Sunday, September 11, 2016

Federalism_Kwon

In Constitution U.S.A (A More Perfect Union), Peter Sagal rides around the United States in order to interpret the argument on Federalism. He speaks to people who believe in a centralist approach and some who believe in a decentralist approach.

While in Montana, Sagal talks to Gary Marbad, a “very outspoken gun rights advocate”; he claims that federal firearms regulations are taking away his constitutional rights. Rather than focusing on the second amendment, Marbad is targeting the commerce clause. He claims that the federal government has gotten too much power over the years and that it’s “time to roll it back” to the states because the states have a much better relationship with the people. Similarly, in Northern California, the debate on whether selling medical marijuana is legal or not, is taking place. Steve DeAngelo, Harborside's co-founder and executive director, has created a sleek, scientific apothecary to show that cannabis can be professionally distributed and used for health purposes. According to California’s state laws, growing and selling cannabis is perfectly legal; however, under federal laws (United States), the same act is a crime punishable by death. This reflects back into last week’s lesson on federalism. It shows decentralist beliefs of a weaker government and how much the two (decentralism and centralism) differ. They don’t want the government to be involved in their rights and favor local power instead of national power.
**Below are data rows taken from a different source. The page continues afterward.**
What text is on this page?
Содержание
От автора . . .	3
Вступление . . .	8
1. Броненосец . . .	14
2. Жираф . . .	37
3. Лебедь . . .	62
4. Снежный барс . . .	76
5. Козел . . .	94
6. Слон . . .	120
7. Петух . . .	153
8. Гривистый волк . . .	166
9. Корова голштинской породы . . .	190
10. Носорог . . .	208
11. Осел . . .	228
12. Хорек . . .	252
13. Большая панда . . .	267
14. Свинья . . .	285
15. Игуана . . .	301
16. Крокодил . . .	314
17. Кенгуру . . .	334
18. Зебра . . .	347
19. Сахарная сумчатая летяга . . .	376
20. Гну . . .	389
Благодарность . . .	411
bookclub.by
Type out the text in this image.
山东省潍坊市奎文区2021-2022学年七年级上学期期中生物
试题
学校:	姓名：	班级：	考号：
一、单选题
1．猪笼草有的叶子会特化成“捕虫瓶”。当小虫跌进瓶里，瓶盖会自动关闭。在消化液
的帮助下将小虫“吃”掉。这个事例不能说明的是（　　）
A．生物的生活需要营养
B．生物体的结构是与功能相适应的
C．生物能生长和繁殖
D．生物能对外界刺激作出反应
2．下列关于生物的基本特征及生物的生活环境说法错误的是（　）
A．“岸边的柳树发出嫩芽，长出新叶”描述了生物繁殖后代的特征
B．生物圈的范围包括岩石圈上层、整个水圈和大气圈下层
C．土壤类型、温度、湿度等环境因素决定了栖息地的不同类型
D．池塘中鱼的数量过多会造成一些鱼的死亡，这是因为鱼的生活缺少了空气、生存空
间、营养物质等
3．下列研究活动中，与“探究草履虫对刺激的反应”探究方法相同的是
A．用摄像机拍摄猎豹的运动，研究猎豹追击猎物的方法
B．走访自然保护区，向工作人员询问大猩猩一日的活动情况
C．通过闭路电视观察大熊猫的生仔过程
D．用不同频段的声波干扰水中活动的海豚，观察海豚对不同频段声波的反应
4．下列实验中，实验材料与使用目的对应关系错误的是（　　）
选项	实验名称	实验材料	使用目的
On the other hand, Peter Sagal visits places that show the positive aspects of federal control. He visits a high school in Little Rock, Arkansas; during the battle of segregation versus integration, it was the federal government that dramatically stepped in to make a difference. The governor sent the national guard to prevent nine African American students from entering the school. However, Dwight D. Eisenhower used his authority to override the mission; he made it so that the guards now had to protect the kids and escort them to class everyday. This contradicts some beliefs that the federal government should not be allowed to have so much power. If it weren’t for their increasing authority, they would not have been able to take this action and start the change of segregation.